We were not a rich family by any means. Nevertheless, mom taught us the fine art of proper silverware placement at the table, to chew with our mouth shut, to listen more than we talked.

She insisted my sister and I take dance lessons, ballroom and modern, and learn how to play a musical instrument. My sister chose the piano; I chose the violin. She made us take swimming lessons at Angle Lake, and made me go to summer camp up at Orcas Island. (I hated it the first summer - begged for a longer stay the following summer!)

Those were the days before latchkey kids. It was neat to get home from school and smell fresh baked chocolate chip cookies, or home baked bread. In addition, sit down dinners - as a family at the kitchen table. No TV. Yet she never got the hang of making edible dumplings. The darned dog got us in trouble, walking around the kitchen trying to deal with a gooey dumpling, which we had forked under the the table, stuck to the roof of her mouth.

She encouraged books and reading. We always got books at Christmas. One year, she gave me a set of tickets to attend the "World Cavalcade" of adventure lecture films and talks. And the National Geographic.

As kids, my sister and I were encourage pet ownership, and how to take care of various dogs and cats and gold fish and parakeets we had at one time or another. One of our cats cleaned out a fish bowl, which ended that stewardship. We came home from church and found an overturned fishbowl. And our cat, basking on the front room window ledge.

She was outspoken on politics. But, she was not good at politics. When I ran for class president in the sixth grade, my loss was doubly humiliating because my mom had been my "campaign manager." She was outspoken in church and the PTA and the condo association, and always carried her little brown hard copy of "Robert's Rules of Order" to those meetings!

She loved Bruce Williams (inducted into the Radio Hall of Fame in 1999) and I think some of his wisdom on finances paid off for her once or twice.

When my business partner and I decided to start a video media production house in the mid-80's, while venture capitalists and the banks denied us loans in an atmosphere of double digit inflation and tight money, mom believed enough to purchase a block of shares we sold to friends and former work associates. None of them ever read the business plan we so meticulously wrote.

At our first shareholders meeting, we handed out dividend checks to our trusting group of 12, including mom, who readily wrote out checks that got our business going. In our first year, we earned enough to pay back every shareholder loan, with 12% interest added on, plus a hefty dividend.

Mom, who was a total stranger to the group, looked at her check and proclaimed aloud, "Well, I have a fist full of defaulted stock in Marble Hill nuclear power, and here's this start-up, paying off like a slot machine!" I could tell my partner was looking at me, but I avoided his glance.

She was hard-wired to Dad. On more than one occasion, I remember her waking my sister and I up in the middle of the night as she paced the hallway. All she would say, in a calm voice, "pray for your dad." For several years he worked on a rig towing Davis Rafts up in Alaska. After being gone for several months, he would return with fascinating stories. Then he would tell of a terrible night on the Gulf of Alaska as they dragged that mass of logs into Yakutat seeking shelter. And I'd get goose bumps.

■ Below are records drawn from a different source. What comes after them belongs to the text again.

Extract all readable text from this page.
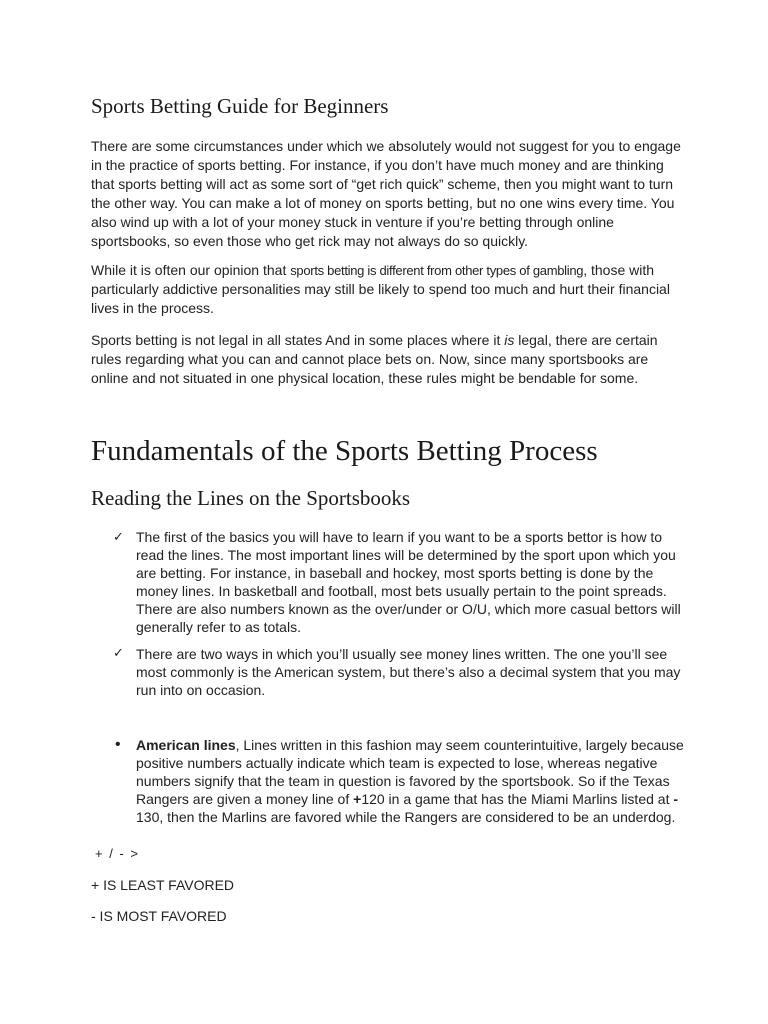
Sports Betting Guide for Beginners

There are some circumstances under which we absolutely would not suggest for you to engage in the practice of sports betting. For instance, if you don’t have much money and are thinking that sports betting will act as some sort of “get rich quick” scheme, then you might want to turn the other way. You can make a lot of money on sports betting, but no one wins every time. You also wind up with a lot of your money stuck in venture if you’re betting through online sportsbooks, so even those who get rick may not always do so quickly.

While it is often our opinion that sports betting is different from other types of gambling, those with particularly addictive personalities may still be likely to spend too much and hurt their financial lives in the process.

Sports betting is not legal in all states And in some places where it is legal, there are certain rules regarding what you can and cannot place bets on. Now, since many sportsbooks are online and not situated in one physical location, these rules might be bendable for some.

Fundamentals of the Sports Betting Process
Reading the Lines on the Sportsbooks
✓ The first of the basics you will have to learn if you want to be a sports bettor is how to read the lines. The most important lines will be determined by the sport upon which you are betting. For instance, in baseball and hockey, most sports betting is done by the money lines. In basketball and football, most bets usually pertain to the point spreads. There are also numbers known as the over/under or O/U, which more casual bettors will generally refer to as totals.

✓ There are two ways in which you’ll usually see money lines written. The one you’ll see most commonly is the American system, but there’s also a decimal system that you may run into on occasion.

• American lines, Lines written in this fashion may seem counterintuitive, largely because positive numbers actually indicate which team is expected to lose, whereas negative numbers signify that the team in question is favored by the sportsbook. So if the Texas Rangers are given a money line of +120 in a game that has the Miami Marlins listed at - 130, then the Marlins are favored while the Rangers are considered to be an underdog.

+ / - >
+ IS LEAST FAVORED
- IS MOST FAVORED
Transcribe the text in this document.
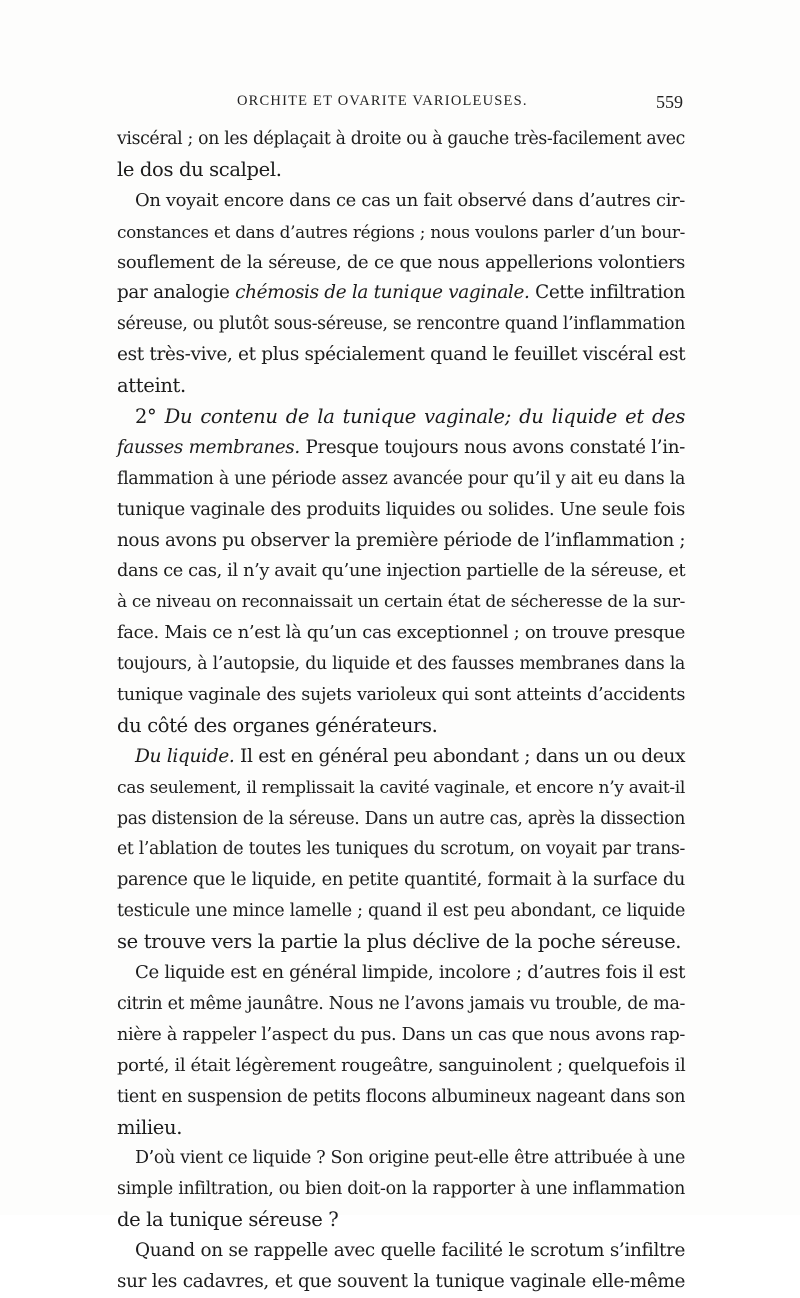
ORCHITE ET OVARITE VARIOLEUSES.	559
viscéral ; on les déplaçait à droite ou à gauche très-facilement avec
le dos du scalpel.
On voyait encore dans ce cas un fait observé dans d’autres cir-
constances et dans d’autres régions ; nous voulons parler d’un bour-
souflement de la séreuse, de ce que nous appellerions volontiers
par analogie chémosis de la tunique vaginale. Cette infiltration
séreuse, ou plutôt sous-séreuse, se rencontre quand l’inflammation
est très-vive, et plus spécialement quand le feuillet viscéral est
atteint.
2° Du contenu de la tunique vaginale; du liquide et des
fausses membranes. Presque toujours nous avons constaté l’in-
flammation à une période assez avancée pour qu’il y ait eu dans la
tunique vaginale des produits liquides ou solides. Une seule fois
nous avons pu observer la première période de l’inflammation ;
dans ce cas, il n’y avait qu’une injection partielle de la séreuse, et
à ce niveau on reconnaissait un certain état de sécheresse de la sur-
face. Mais ce n’est là qu’un cas exceptionnel ; on trouve presque
toujours, à l’autopsie, du liquide et des fausses membranes dans la
tunique vaginale des sujets varioleux qui sont atteints d’accidents
du côté des organes générateurs.
Du liquide. Il est en général peu abondant ; dans un ou deux
cas seulement, il remplissait la cavité vaginale, et encore n’y avait-il
pas distension de la séreuse. Dans un autre cas, après la dissection
et l’ablation de toutes les tuniques du scrotum, on voyait par trans-
parence que le liquide, en petite quantité, formait à la surface du
testicule une mince lamelle ; quand il est peu abondant, ce liquide
se trouve vers la partie la plus déclive de la poche séreuse.
Ce liquide est en général limpide, incolore ; d’autres fois il est
citrin et même jaunâtre. Nous ne l’avons jamais vu trouble, de ma-
nière à rappeler l’aspect du pus. Dans un cas que nous avons rap-
porté, il était légèrement rougeâtre, sanguinolent ; quelquefois il
tient en suspension de petits flocons albumineux nageant dans son
milieu.
D’où vient ce liquide ? Son origine peut-elle être attribuée à une
simple infiltration, ou bien doit-on la rapporter à une inflammation
de la tunique séreuse ?
Quand on se rappelle avec quelle facilité le scrotum s’infiltre
sur les cadavres, et que souvent la tunique vaginale elle-même
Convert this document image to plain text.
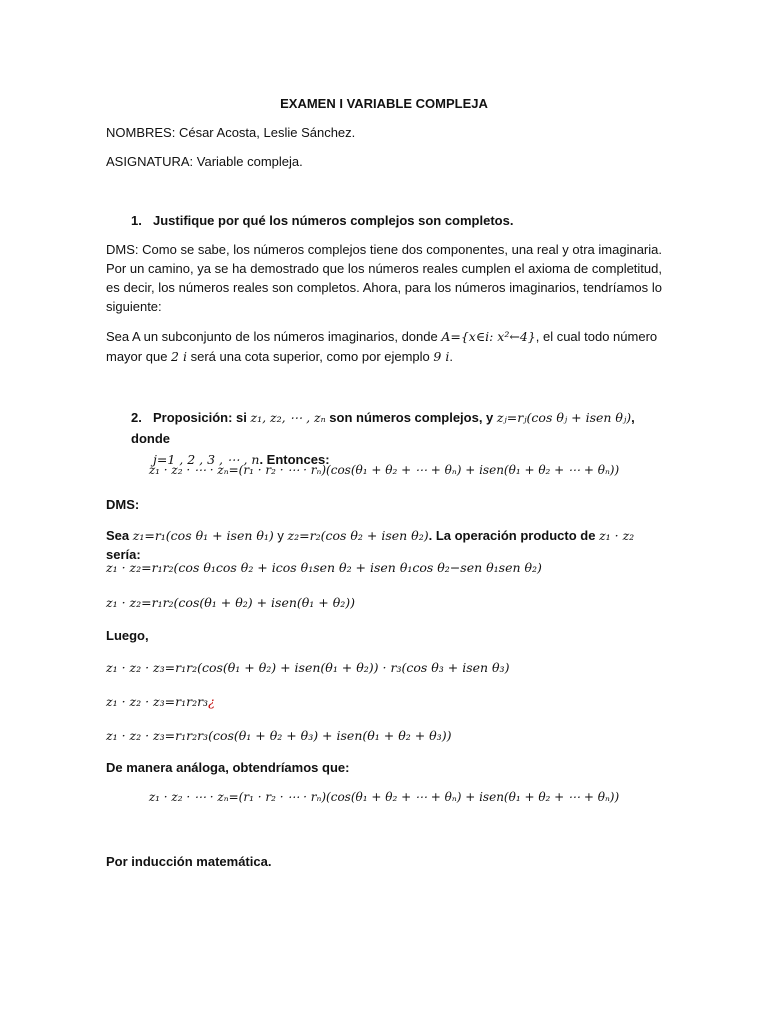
EXAMEN I VARIABLE COMPLEJA
NOMBRES: César Acosta, Leslie Sánchez.
ASIGNATURA: Variable compleja.
1. Justifique por qué los números complejos son completos.
DMS: Como se sabe, los números complejos tiene dos componentes, una real y otra imaginaria. Por un camino, ya se ha demostrado que los números reales cumplen el axioma de completitud, es decir, los números reales son completos. Ahora, para los números imaginarios, tendríamos lo siguiente:
Sea A un subconjunto de los números imaginarios, donde A={x∈i: x²←4}, el cual todo número
mayor que 2 i será una cota superior, como por ejemplo 9 i.
2. Proposición: si z₁, z₂, ⋯ , zₙ son números complejos, y zⱼ=rⱼ(cos θⱼ + isen θⱼ), donde
j=1 , 2 , 3 , ⋯ , n. Entonces:
z₁ · z₂ · ⋯ · zₙ=(r₁ · r₂ · ⋯ · rₙ)(cos(θ₁ + θ₂ + ⋯ + θₙ) + isen(θ₁ + θ₂ + ⋯ + θₙ))
DMS:
Sea z₁=r₁(cos θ₁ + isen θ₁) y z₂=r₂(cos θ₂ + isen θ₂). La operación producto de z₁ · z₂ sería:
z₁ · z₂=r₁r₂(cos θ₁cos θ₂ + icos θ₁sen θ₂ + isen θ₁cos θ₂−sen θ₁sen θ₂)
z₁ · z₂=r₁r₂(cos(θ₁ + θ₂) + isen(θ₁ + θ₂))
Luego,
z₁ · z₂ · z₃=r₁r₂(cos(θ₁ + θ₂) + isen(θ₁ + θ₂)) · r₃(cos θ₃ + isen θ₃)
z₁ · z₂ · z₃=r₁r₂r₃¿
z₁ · z₂ · z₃=r₁r₂r₃(cos(θ₁ + θ₂ + θ₃) + isen(θ₁ + θ₂ + θ₃))
De manera análoga, obtendríamos que:
z₁ · z₂ · ⋯ · zₙ=(r₁ · r₂ · ⋯ · rₙ)(cos(θ₁ + θ₂ + ⋯ + θₙ) + isen(θ₁ + θ₂ + ⋯ + θₙ))
Por inducción matemática.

My dad never completed grade school. But I remember the two of them laboring away for hours at the dining room table for weeks, as she helped him learn algebra and cosines, as he studied for his engineers license. He earned an Unlimited Horsepower Chief Engineer license.

Now to be honest, we did not live the lives of Ozzy and Harriet nor did our home life resemble that of the Cleaver Family. We had our moments of pure drama.

But those times I'd as soon as keep private - remembering that mom always impressed upon me to "Praise in public, chastise in private."

I remembered that mom on her birthday last week.

2 Comments - Click here:

Steve said...

Thanks for sharing this Robert. It was a very engaging summary that really told me a lot about your Mom. I wish there were more no nonsense people like her in our world today.

Rangachari Anand said...

Thank you for this wonderful article. You really have a flair for writing.